What Bruce Lee knew and that other guy didn’t

People put a lot of emphasis on the playfulness and sponteneity of creativity. And while it is an important part of expressing yourself, playfulness is not the most important part.

What set Bruce Lee apart from other martial artists? What set Pablo Picasso apart? What set Lance Armstrong apart? Was it that they had some hyper-exuberant desire to play, to break rules, to skirt the edges?

I would argue that, no, they didn’t have any more of that than most people. What they did was practice. Bruce Lee worked hours each day to perfect his body and his moves. Picasso painted study after study of the same scene. Lance Armstrong jumped on his bike every day, early in the morning, and wouldn’t return until night time. They all worked harder (and smarter) than anyone else.

This is how they managed to express themselves more fully.

You see, there is something pleasurable and enjoyable about drills. About repetition. About perfecting skills. And this part is totally left out of the common notion of creativity. Creativity is seen as effortless and innate.

Perfection is not an end, it is a process. Continually refining yourself, pushing yourself, and redefining yourself. This is what truly creative people do. Jackson Pollock did not indulge his urge to splatter. He splattered and splattered until he mastered splattering. Then he made something worth splattering about.

For instance, there’s a creativity course I saw the other day.

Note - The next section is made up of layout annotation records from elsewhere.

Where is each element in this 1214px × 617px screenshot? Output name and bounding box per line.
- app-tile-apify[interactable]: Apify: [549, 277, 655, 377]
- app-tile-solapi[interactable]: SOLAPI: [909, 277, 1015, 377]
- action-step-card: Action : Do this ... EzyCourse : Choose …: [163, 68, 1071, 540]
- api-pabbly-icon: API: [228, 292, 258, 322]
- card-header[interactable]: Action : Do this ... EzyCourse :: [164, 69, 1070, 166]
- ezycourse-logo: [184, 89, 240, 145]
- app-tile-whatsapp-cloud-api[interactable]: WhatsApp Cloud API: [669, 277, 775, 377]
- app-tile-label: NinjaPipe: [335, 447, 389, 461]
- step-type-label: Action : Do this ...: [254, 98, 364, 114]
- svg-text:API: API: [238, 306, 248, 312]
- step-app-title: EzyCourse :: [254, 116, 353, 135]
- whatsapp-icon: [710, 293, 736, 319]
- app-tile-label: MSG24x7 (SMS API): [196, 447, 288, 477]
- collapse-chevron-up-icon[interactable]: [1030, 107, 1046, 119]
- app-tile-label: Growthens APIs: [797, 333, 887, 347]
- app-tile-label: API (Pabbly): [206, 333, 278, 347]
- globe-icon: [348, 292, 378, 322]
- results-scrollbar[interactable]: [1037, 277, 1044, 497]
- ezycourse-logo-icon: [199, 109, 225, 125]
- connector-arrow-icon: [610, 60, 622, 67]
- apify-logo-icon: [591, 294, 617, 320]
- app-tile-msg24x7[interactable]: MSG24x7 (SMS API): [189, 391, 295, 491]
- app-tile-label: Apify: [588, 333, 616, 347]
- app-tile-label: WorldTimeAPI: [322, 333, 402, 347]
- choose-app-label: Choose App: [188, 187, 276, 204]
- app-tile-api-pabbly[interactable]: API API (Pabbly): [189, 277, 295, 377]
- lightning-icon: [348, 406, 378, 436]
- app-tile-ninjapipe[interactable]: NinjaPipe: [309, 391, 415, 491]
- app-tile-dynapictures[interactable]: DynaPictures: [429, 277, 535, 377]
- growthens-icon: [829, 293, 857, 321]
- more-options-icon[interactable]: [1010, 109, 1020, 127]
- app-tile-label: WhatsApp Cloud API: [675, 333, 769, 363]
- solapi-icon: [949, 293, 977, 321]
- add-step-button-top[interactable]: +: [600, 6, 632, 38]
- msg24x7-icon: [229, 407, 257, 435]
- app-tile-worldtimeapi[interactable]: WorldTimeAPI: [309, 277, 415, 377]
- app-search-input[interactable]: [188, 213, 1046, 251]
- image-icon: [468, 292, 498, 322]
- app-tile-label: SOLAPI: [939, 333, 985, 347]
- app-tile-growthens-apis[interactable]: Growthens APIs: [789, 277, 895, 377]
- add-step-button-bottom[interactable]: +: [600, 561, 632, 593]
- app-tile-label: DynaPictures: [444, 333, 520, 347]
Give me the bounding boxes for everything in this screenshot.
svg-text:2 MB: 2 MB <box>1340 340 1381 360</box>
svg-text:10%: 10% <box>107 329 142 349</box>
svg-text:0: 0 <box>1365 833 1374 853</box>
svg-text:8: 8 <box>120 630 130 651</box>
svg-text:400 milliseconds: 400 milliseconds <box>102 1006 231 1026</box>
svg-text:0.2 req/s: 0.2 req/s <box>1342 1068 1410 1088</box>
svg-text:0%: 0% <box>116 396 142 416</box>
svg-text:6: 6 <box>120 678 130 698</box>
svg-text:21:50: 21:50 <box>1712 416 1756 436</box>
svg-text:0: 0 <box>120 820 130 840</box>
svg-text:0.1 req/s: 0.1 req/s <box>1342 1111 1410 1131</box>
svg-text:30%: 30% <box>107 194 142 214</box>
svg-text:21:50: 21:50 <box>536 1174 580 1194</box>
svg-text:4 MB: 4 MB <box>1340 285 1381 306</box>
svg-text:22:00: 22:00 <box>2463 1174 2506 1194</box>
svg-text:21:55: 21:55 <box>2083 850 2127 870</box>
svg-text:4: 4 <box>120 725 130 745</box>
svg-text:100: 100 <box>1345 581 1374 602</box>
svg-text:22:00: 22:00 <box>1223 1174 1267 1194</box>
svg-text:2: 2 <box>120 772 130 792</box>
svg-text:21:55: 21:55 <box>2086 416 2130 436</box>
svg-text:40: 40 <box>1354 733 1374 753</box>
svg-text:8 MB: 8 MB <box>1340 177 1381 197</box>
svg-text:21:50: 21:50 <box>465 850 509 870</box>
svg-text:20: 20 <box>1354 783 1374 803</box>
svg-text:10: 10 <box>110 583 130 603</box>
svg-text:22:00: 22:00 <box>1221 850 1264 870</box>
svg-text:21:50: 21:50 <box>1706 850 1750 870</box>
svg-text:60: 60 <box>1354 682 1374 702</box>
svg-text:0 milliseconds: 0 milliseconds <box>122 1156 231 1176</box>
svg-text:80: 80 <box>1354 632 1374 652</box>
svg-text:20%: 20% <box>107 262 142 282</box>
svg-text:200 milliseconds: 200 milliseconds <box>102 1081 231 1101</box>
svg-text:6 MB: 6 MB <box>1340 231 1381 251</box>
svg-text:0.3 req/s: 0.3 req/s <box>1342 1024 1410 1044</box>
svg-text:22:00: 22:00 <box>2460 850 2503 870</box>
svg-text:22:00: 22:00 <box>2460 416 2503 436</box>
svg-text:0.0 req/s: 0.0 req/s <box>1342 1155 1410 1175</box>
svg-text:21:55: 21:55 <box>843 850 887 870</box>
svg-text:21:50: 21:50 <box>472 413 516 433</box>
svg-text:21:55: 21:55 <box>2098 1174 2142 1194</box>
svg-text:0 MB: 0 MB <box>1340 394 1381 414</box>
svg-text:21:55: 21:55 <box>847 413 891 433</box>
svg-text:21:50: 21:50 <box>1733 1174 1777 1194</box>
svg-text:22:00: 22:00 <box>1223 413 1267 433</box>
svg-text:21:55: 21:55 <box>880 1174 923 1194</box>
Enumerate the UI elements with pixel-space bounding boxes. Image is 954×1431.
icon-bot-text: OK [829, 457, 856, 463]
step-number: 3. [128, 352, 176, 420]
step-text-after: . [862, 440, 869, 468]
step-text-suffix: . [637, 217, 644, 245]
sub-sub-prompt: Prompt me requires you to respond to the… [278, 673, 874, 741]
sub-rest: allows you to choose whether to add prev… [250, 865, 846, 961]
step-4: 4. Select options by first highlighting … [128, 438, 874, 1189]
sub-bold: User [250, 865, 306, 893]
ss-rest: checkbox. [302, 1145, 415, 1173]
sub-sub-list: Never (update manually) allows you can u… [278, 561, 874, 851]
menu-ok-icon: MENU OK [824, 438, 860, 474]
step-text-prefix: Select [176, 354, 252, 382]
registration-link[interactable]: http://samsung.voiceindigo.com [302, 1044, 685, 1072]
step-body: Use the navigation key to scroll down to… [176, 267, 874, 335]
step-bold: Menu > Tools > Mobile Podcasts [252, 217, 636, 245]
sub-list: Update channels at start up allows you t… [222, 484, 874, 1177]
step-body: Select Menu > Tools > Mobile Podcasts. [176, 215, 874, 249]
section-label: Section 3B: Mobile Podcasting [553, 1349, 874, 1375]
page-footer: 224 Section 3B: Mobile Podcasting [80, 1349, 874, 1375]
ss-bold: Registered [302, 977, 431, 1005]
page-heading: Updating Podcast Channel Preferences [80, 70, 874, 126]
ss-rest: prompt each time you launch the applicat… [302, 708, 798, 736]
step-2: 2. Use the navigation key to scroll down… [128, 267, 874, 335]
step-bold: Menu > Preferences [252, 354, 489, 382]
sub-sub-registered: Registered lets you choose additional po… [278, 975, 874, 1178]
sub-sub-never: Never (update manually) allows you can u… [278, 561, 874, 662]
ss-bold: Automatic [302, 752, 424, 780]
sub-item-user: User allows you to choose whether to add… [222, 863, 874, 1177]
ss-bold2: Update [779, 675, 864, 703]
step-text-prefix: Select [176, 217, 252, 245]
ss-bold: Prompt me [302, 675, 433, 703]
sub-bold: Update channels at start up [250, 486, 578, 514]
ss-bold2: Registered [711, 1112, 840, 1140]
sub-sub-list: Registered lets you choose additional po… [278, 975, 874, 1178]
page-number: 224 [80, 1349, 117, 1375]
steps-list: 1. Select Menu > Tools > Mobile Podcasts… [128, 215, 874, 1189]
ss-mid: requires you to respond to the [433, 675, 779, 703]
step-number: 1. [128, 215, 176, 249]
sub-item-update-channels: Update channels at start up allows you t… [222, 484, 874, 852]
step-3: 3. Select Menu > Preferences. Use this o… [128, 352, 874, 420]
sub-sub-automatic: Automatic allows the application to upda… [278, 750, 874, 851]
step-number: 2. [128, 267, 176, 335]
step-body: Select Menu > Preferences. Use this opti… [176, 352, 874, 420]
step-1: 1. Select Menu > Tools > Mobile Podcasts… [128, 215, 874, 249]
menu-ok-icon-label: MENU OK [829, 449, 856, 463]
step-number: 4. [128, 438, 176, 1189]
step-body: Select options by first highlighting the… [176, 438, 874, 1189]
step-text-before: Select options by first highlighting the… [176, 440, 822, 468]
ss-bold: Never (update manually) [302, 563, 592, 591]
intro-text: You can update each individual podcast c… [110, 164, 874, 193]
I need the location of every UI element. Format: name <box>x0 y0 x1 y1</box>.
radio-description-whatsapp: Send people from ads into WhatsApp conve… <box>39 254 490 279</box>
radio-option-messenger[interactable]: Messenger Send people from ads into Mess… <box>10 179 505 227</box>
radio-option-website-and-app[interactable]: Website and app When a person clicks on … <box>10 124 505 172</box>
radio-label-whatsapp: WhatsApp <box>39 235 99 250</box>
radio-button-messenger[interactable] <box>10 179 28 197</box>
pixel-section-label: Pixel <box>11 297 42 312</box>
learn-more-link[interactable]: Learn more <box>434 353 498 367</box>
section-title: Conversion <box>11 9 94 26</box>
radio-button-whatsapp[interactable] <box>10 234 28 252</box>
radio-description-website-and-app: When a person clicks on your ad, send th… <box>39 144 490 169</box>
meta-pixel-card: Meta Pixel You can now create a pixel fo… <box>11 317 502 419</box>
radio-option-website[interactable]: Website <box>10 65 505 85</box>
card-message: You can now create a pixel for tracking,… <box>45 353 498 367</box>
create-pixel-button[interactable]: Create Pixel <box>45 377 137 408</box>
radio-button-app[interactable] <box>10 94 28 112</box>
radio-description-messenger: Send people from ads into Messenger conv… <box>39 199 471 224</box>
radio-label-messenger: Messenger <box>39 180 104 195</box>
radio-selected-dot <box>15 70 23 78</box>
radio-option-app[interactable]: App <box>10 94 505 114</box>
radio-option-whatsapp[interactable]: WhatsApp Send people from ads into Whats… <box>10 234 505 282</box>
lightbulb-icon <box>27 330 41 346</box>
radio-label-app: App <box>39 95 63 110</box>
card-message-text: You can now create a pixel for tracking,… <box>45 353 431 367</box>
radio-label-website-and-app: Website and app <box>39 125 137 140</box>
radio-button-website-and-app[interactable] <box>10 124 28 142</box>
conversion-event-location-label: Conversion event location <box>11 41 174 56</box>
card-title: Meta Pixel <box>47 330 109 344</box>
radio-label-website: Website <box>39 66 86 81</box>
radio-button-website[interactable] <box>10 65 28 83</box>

It had a picture of an older woman smearing fingerpaint all over a paper. She was smiling and looking happy. I suppose, in some fundamental way, that some people need to be reeducated to believe that they can create something. That they can return to the primal creative urge they felt as a child, where it was just fun to see swaths of color spread under your own hands.

It’s fun, but you’re going to need to do a lot of fingerpainting to produce anything you’re proud of. Drawing and redrawing. Starting over. Editing. Revising. Trying different amount of blue. Maybe more green. Over and over again. Until you have mastered blue and green. Until you can do things with blue and green that seem like magic. Things that look impossible. That make people stare. Then you’re being creative.